19 de Janeiro de 2017

Lembra dela?

Em viagem oficial ao Oriente Médio nesta semana, o governador Camilo Santana (ainda no PT, apesar do noticiário) conversou com investidores do Irã sobre a instalação de uma refinaria no Ceará.  E Dubai, nos Emirados Árabes, visitou “a maior usina de dessalinização do planeta”, empresa italiana que “demonstrou interesse em instalar unidade no Ceará”.

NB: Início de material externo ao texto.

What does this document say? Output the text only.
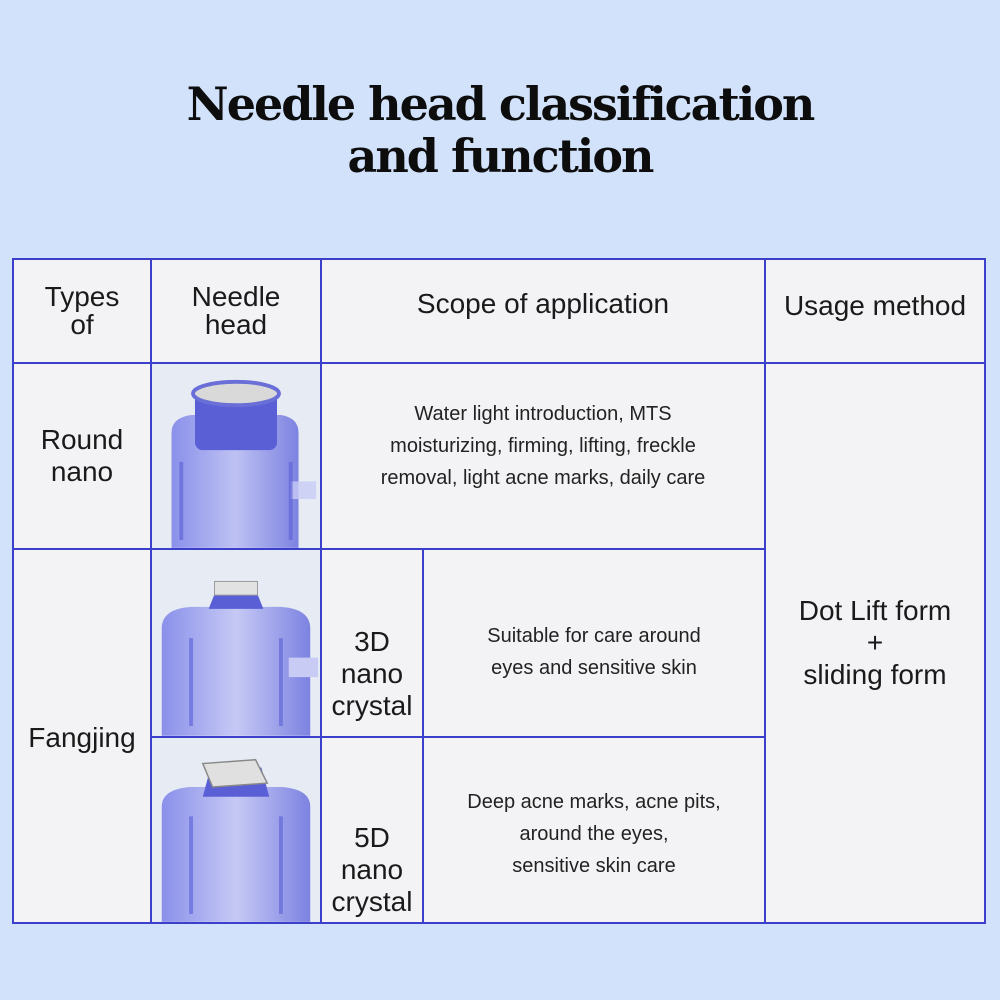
Needle head classification
and function
Types
of
Needle
head
Scope of application	Usage method
Round
nano
Water light introduction, MTS
moisturizing, firming, lifting, freckle
removal, light acne marks, daily care
Dot Lift form
+
sliding form
Fangjing
3D
nano
crystal
Suitable for care around
eyes and sensitive skin
5D
nano
crystal
Deep acne marks, acne pits,
around the eyes,
sensitive skin care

Em novembro do ano passado Camilo assinou um memorando de estudos para avaliar condições para uma refinaria, desta vez chinesa, aqui no Estado. Não faz muito tempo, o assessor especial para assuntos internacionais do governo cearense, Antonio Balhmann, conversou com fabricantes de tratores na Bielorrússia.

Naturalmente, o governo acerta quando procura investimentos, mas se arrisca ao alimentar expectativas com base em tratativas tão iniciais. Não se trata de ser otimista ou pessimista, mas de guardar prudência para não confundir desejo com realização. É preciso tratar prospecção como prospecção e não como missão cumprida. Nesse sentido, o alarde sobre possibilidades pode gerar ilusões que mais à frente gerem constrangimento. Quanto maior a esperança atiçada, maior pode ser a decepção, como no caso da refinaria da Petrobras que seria construída no Ceará.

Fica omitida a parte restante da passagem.